Cependant, c’est un peu un cercle vicieux. En étant formés et certifiés, les porteurs et les guides pourront facturer davantage à leurs clients. Sauf que, pour que les gens du coin en profitent, il faut que les formations soient abordables et accessibles. Pour le moment, rares sont les personnes qui peuvent se permettre de dépenser quelques centaines de dollars pour un cours de certification nature : le salaire mensuel est en général de moins de 600 dollars dans le pays.
Tout le monde ne voit pas ce caractère informel comme un avantage. Après tout, la montagne peut tuer. Il y a quelques années, un guide est mort en essayant de dégager une corde coincée. Ses clients ont dû passer la nuit sur une saillie avant de redescendre. Et en 2015, un garçon de 14 ans est mort du mal des montagnes alors qu’il participait à une expédition avec son Église.
Nouvelles règles. Lilian Wamathai, instructrice à Savage Wilderness, est [pourtant] optimiste quant à l’avenir : les Kényans commencent à apprécier les activités nature et y consacrent plus d’argent et de temps. L’Association des porteurs et des guides publie des règles, en partenariat avec le Kenya Wildlife Service. Par exemple, le poids porté par les porteurs ne doit pas excéder 35 kilos.
Au camp Shipton, à 4260 mètres d’altitude, une étape avant la pointe Lenana (la troisième cime du mont Kenya), les jeunes se rassemblent pour un briefing avant de s’attaquer au sommet : réveil à 3 heures du matin, direction le sommet pour voir le lever du soleil puis descente, soit environ 30 kilomètres de marche en tout.
Un des jeunes est un peu patraque depuis que le groupe a atteint une altitude élevée. Il est assis, apathique, pendant que ses amis discutent autour de lui, il touche à peine à son repas. Alex Zachrel et son équipe le surveillent de près, forts de leur expérience. À 23 heures, ils décident d’évacuer l’intéressé. Le nombre requis de guides possédant une formation médicale et quelques porteurs se lancent dans une longue descente dans le noir. Les hélicoptères ne peuvent pas se rendre à Shipton de nuit, et attendre l’aube risque d’être fatal au jeune homme.

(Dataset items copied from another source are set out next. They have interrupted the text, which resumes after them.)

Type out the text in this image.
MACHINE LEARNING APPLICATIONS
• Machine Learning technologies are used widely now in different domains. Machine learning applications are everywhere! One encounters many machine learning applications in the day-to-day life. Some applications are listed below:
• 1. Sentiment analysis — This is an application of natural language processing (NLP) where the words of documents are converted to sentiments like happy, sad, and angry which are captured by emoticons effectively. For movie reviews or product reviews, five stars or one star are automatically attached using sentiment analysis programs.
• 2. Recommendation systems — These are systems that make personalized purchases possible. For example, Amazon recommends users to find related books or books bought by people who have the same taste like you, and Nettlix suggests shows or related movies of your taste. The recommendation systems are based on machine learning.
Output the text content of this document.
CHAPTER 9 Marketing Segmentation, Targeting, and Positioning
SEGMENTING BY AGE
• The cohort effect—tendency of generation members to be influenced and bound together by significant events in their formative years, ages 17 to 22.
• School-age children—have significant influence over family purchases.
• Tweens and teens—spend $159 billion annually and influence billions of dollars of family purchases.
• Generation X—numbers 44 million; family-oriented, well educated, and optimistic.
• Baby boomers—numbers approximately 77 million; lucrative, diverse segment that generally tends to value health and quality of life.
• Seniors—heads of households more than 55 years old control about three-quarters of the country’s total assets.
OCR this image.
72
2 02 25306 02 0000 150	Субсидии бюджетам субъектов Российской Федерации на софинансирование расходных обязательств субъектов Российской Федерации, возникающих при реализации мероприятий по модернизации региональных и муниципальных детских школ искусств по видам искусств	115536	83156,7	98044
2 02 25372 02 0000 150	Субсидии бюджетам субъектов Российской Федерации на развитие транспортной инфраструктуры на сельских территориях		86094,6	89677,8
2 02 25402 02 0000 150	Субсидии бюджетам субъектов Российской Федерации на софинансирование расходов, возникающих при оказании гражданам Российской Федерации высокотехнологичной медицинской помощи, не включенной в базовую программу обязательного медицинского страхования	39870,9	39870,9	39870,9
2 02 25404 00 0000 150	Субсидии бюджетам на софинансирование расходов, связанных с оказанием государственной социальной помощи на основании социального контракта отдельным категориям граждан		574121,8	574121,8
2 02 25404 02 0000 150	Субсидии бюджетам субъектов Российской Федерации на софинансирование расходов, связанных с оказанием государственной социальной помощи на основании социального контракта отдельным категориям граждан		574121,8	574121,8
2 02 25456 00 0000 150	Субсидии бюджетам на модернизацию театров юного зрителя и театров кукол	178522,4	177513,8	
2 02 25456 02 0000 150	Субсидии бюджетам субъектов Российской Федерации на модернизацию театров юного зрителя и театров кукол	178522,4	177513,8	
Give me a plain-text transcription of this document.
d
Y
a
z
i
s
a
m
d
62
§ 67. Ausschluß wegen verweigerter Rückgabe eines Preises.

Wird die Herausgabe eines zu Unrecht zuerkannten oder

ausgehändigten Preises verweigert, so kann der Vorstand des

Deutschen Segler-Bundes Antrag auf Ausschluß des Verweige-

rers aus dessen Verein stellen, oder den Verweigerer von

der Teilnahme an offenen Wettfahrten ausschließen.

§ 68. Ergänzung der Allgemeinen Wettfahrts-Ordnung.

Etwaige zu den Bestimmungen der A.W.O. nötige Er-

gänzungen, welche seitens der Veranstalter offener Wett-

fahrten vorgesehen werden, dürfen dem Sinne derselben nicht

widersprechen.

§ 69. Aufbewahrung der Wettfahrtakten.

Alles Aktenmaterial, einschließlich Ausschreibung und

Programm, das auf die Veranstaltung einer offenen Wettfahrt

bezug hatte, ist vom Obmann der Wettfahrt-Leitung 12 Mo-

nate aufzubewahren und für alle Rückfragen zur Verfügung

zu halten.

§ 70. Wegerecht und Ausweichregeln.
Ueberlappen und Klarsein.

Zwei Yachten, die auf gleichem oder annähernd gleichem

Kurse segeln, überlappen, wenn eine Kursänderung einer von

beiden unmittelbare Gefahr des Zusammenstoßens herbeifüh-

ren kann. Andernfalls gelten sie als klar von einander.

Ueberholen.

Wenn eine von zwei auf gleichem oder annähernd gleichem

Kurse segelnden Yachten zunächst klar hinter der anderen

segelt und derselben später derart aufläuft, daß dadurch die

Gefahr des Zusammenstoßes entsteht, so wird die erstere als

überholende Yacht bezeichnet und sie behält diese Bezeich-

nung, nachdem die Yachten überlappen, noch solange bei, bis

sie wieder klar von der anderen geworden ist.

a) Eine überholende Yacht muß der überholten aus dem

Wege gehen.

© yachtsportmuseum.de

Pendant ce temps, les autres jeunes commencent à marcher dans l’autre sens. Ils avancent péniblement sur les pentes raides du Lenana, pendant que la voûte étoilée pâlit rapidement avec l’arrivée de l’aurore. Au moment où ils reviennent au camp, leur camarade est en sécurité et les porteurs leur ont préparé un délicieux petit déjeuner chaud.